The project by Yuri Albert, Victor Skersis and Andrey Filippov (the so-called artistic co-op Cupid) featuring at both Stella Art's exhibition sites, is dedicated to one of the fundamental problems of the visual art. It is a problem of the interaction between the visible and the intelligible, the form and the content, or, to use the authors' own expression, the way an artist shows things and, thus, tells about them.
As Albert, Skersis and Filippov write in their explanatory text, “Different artists give different answers to the question: ’What is art?’ For an icon painter Andrey Rublev, it is a window into the other world. For a Renaissance artist (like Leonardo), it is a scientific discipline closely linked to other sciences, such as physics, anatomy, geology, etc. For an abstract expressionist Jackson Pollock, an opportunity for self-expression. The number of such answers, each one of them representing an individual or collective model of art, could, of course, be substantially extended.” Cupidon Group, in turn, offers its own artistic model, which exists as a unity of its members’ individual models.
The exhibition hall at Skaryatinsky Pereulok features Victor Skersis’ works dating from different periods. These represent his classical objects of the late 1970s — early 1980s, as well as paintings and photographs from different years. The artist felt it to be especially important that the works now appear together: his earlier and later art is based on different principles, which turns the installation as a whole into a dialogue of artistic models in the context of his individual oeuvre. In the exhibition hall at Mytnaya Ulitsa, on the other hand, we witness a dialogue between the artistic models of all the group members. In this way, the project ’Show and Tell. Artist and His Model’ represents a kind of an exhibition diptych and provides a view into the world of individual-cum-collective type of an artistic activity “perceived as a dialogue and a competition of different models of art.” Each participant of such a dialogue utters “his own words”, but none of them knows in advance where the “conversation” will lead them in the end.

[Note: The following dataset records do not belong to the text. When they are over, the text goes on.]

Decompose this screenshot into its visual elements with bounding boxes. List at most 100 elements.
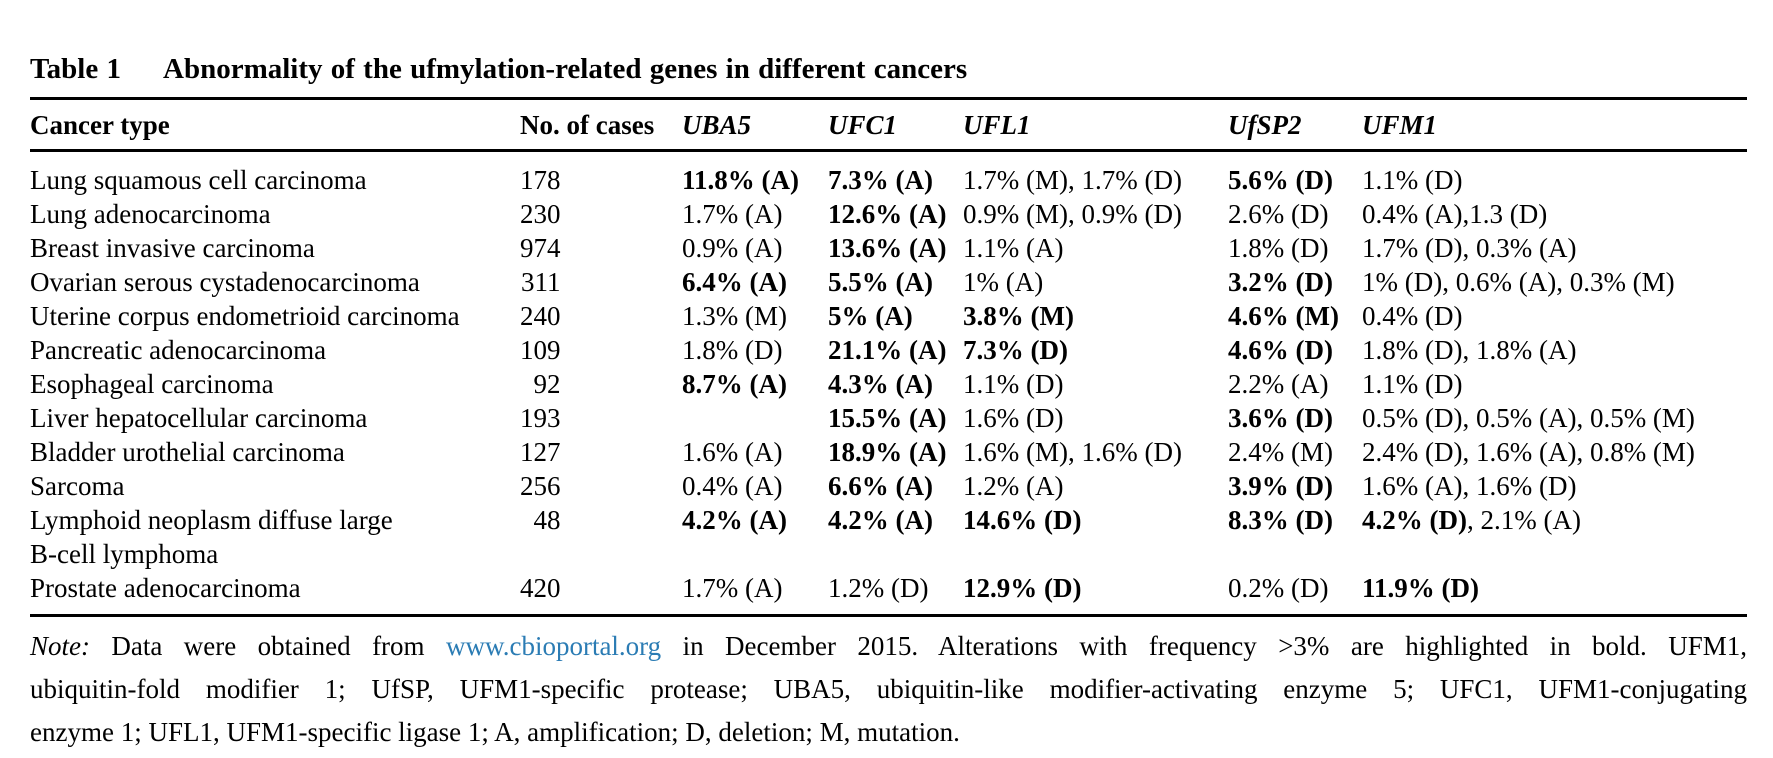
col-header-no-of-cases: No. of cases (520, 98, 682, 152)
col-header-cancer-type: Cancer type (30, 98, 520, 152)
gene-cell-ufsp2: 3.6% (D) (1228, 403, 1333, 433)
table-note: Note: Data were obtained from www.cbiopo… (30, 625, 1747, 754)
gene-cell-ufsp2: 3.2% (D) (1228, 267, 1333, 297)
cancer-type-cell: Uterine corpus endometrioid carcinoma (30, 301, 460, 331)
gene-cell-ufm1: 0.4% (D) (1362, 301, 1463, 331)
table-row: Pancreatic adenocarcinoma 109 1.8% (D) 21.1… (30, 333, 1747, 367)
gene-cell-ufsp2: 2.2% (A) (1228, 369, 1329, 399)
note-line-3: enzyme 1; UFL1, UFM1-specific ligase 1; … (30, 717, 960, 747)
table-caption: Abnormality of the ufmylation-related ge… (163, 53, 968, 85)
gene-cell-ufm1: 1.1% (D) (1362, 165, 1463, 195)
gene-cell-ufm1: 1.7% (D), 0.3% (A) (1362, 233, 1577, 263)
table-row: Liver hepatocellular carcinoma 193 15.5% (… (30, 401, 1747, 435)
gene-cell-ufl1: 1.6% (M), 1.6% (D) (963, 437, 1182, 467)
gene-cell-uba5: 8.7% (A) (682, 369, 787, 399)
gene-cell-ufc1: 4.2% (A) (828, 505, 933, 535)
table-row: Uterine corpus endometrioid carcinoma 240… (30, 299, 1747, 333)
table-row: Bladder urothelial carcinoma 127 1.6% (A) 1… (30, 435, 1747, 469)
gene-cell-uba5: 0.9% (A) (682, 233, 783, 263)
gene-cell-ufl1: 1.7% (M), 1.7% (D) (963, 165, 1182, 195)
cancer-type-cell: Bladder urothelial carcinoma (30, 437, 345, 467)
table-row: Lymphoid neoplasm diffuse large B-cell ly… (30, 503, 1747, 571)
gene-cell-ufc1: 6.6% (A) (828, 471, 933, 501)
table-number: Table 1 (30, 53, 121, 85)
note-label: Note: (30, 631, 90, 661)
gene-cell-ufm1: 1.6% (A), 1.6% (D) (1362, 471, 1577, 501)
gene-cell-ufsp2: 4.6% (M) (1228, 301, 1339, 331)
gene-cell-ufm1: 1% (D), 0.6% (A), 0.3% (M) (1362, 267, 1675, 297)
cases-cell: 92 (533, 369, 561, 399)
gene-cell-ufc1: 12.6% (A) (828, 199, 947, 229)
gene-cell-ufl1: 0.9% (M), 0.9% (D) (963, 199, 1182, 229)
cbioportal-link[interactable]: www.cbioportal.org (445, 631, 662, 661)
gene-cell-uba5: 0.4% (A) (682, 471, 783, 501)
gene-cell-ufm1: 1.1% (D) (1362, 369, 1463, 399)
gene-cell-ufsp2: 1.8% (D) (1228, 233, 1329, 263)
cases-cell: 420 (520, 573, 561, 603)
gene-cell-ufl1: 1.6% (D) (963, 403, 1064, 433)
table-row: Esophageal carcinoma 92 8.7% (A) 4.3% (A) 1.… (30, 367, 1747, 401)
gene-cell-ufsp2: 2.6% (D) (1228, 199, 1329, 229)
note-line-2: ubiquitin-fold modifier 1; UfSP, UFM1-sp… (30, 674, 1747, 704)
table-title: Table 1 Abnormality of the ufmylation-rel… (30, 52, 1747, 86)
cases-cell: 230 (520, 199, 561, 229)
gene-cell-ufm1: 2.4% (D), 1.6% (A), 0.8% (M) (1362, 437, 1695, 467)
table-row: Prostate adenocarcinoma 420 1.7% (A) 1.2% (… (30, 571, 1747, 616)
cases-cell: 109 (520, 335, 561, 365)
cancer-type-cell: Prostate adenocarcinoma (30, 573, 301, 603)
note-line-1: Note: Data were obtained from www.cbiopo… (30, 625, 1747, 668)
cases-cell: 127 (520, 437, 561, 467)
gene-cell-uba5: 6.4% (A) (682, 267, 787, 297)
gene-cell-ufc1: 7.3% (A) (828, 165, 933, 195)
gene-cell-uba5: 1.7% (A) (682, 199, 783, 229)
gene-cell-ufl1: 1% (A) (963, 267, 1044, 297)
gene-cell-ufc1: 18.9% (A) (828, 437, 947, 467)
cancer-type-cell: Sarcoma (30, 471, 125, 501)
col-header-ufm1: UFM1 (1362, 98, 1747, 152)
cancer-type-cell: Breast invasive carcinoma (30, 233, 315, 263)
data-table: Cancer type No. of cases UBA5 UFC1 UFL1 … (30, 97, 1747, 617)
gene-cell-ufsp2: 8.3% (D) (1228, 505, 1333, 535)
gene-cell-ufsp2: 5.6% (D) (1228, 165, 1333, 195)
gene-cell-ufl1: 1.2% (A) (963, 471, 1064, 501)
gene-cell-ufc1: 13.6% (A) (828, 233, 947, 263)
gene-cell-uba5: 1.6% (A) (682, 437, 783, 467)
cases-cell: 193 (520, 403, 561, 433)
table-row: Breast invasive carcinoma 974 0.9% (A) 13.6… (30, 231, 1747, 265)
gene-cell-ufm1: 4.2% (D), 2.1% (A) (1362, 505, 1581, 535)
gene-cell-ufc1: 15.5% (A) (828, 403, 947, 433)
note-text-post-link: in December 2015. Alterations with frequ… (661, 631, 1747, 661)
gene-cell-ufc1: 21.1% (A) (828, 335, 947, 365)
gene-cell-uba5 (682, 401, 828, 435)
gene-cell-ufsp2: 4.6% (D) (1228, 335, 1333, 365)
gene-cell-ufl1: 1.1% (A) (963, 233, 1064, 263)
gene-cell-ufsp2: 3.9% (D) (1228, 471, 1333, 501)
gene-cell-ufl1: 3.8% (M) (963, 301, 1074, 331)
table-row: Lung adenocarcinoma 230 1.7% (A) 12.6% (A) 0… (30, 197, 1747, 231)
cases-cell: 240 (520, 301, 561, 331)
col-header-ufl1: UFL1 (963, 98, 1228, 152)
cancer-type-cell: Esophageal carcinoma (30, 369, 274, 399)
table-body: Lung squamous cell carcinoma 178 11.8% (A)… (30, 151, 1747, 616)
cases-cell: 48 (533, 505, 561, 535)
table-row: Lung squamous cell carcinoma 178 11.8% (A)… (30, 151, 1747, 198)
table-row: Ovarian serous cystadenocarcinoma 311 6.4%… (30, 265, 1747, 299)
cancer-type-cell: Lung squamous cell carcinoma (30, 165, 367, 195)
cases-cell: 256 (520, 471, 561, 501)
col-header-ufsp2: UfSP2 (1228, 98, 1362, 152)
gene-cell-ufsp2: 0.2% (D) (1228, 573, 1329, 603)
gene-cell-ufc1: 5% (A) (828, 301, 913, 331)
gene-cell-uba5: 4.2% (A) (682, 505, 787, 535)
cases-cell: 178 (520, 165, 561, 195)
gene-cell-ufsp2: 2.4% (M) (1228, 437, 1333, 467)
cancer-type-cell: Lymphoid neoplasm diffuse large B-cell ly… (30, 505, 393, 569)
gene-cell-ufl1: 14.6% (D) (963, 505, 1082, 535)
gene-cell-ufm1: 0.5% (D), 0.5% (A), 0.5% (M) (1362, 403, 1695, 433)
table-row: Sarcoma 256 0.4% (A) 6.6% (A) 1.2% (A) 3.9% (… (30, 469, 1747, 503)
gene-cell-uba5: 1.7% (A) (682, 573, 783, 603)
gene-cell-uba5: 1.8% (D) (682, 335, 783, 365)
gene-cell-ufc1: 4.3% (A) (828, 369, 933, 399)
gene-cell-ufc1: 1.2% (D) (828, 573, 929, 603)
cancer-type-cell: Ovarian serous cystadenocarcinoma (30, 267, 420, 297)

The resulting product is an installation where each individual system interacts with other systems in an unpredictable way, transforming itself, much like a theme in a jazz improvisation. Textual pieces by Yuri Albert, dealing, as always, with his own oeuvre, act as a backdrop to Victor Skersis’ monumental “confessionary cabins”. The cabins are placed along the edge of the “infernal pool” by Andrey Filippov (a homage to the Water Lilies cycle by Claude Monet, his last work before his death). The latter piece creates an association with the three coffins appearing in the exhibition hall’s showcase, another work by Yuri Albert (Who’s Afraid of Red, Yellow and Blue?) citing masterpieces by Alexander Rodchenko, Barnett Newman, etc.
Albert, Skersis and Filippov belong to the Moscow conceptualist school. This artistic movement constituted a core of the Soviet unofficial art in the 1970s-early 1990s. While in the 1990s-2000s conceptualism gave way to new aesthetic trends on the Moscow art scene, the most recent period has seen an extremely interesting phenomenon of its renaissance, with the Cupidon group (whose inception, in strictly formal terms, could be dated to 2008) taking the active part in this process. The comeback of the movement’s veterans to the Moscow scene is going in parallel with renewed interest in conceptualist practices appearing in the oeuvre of the last generation of Russian artists.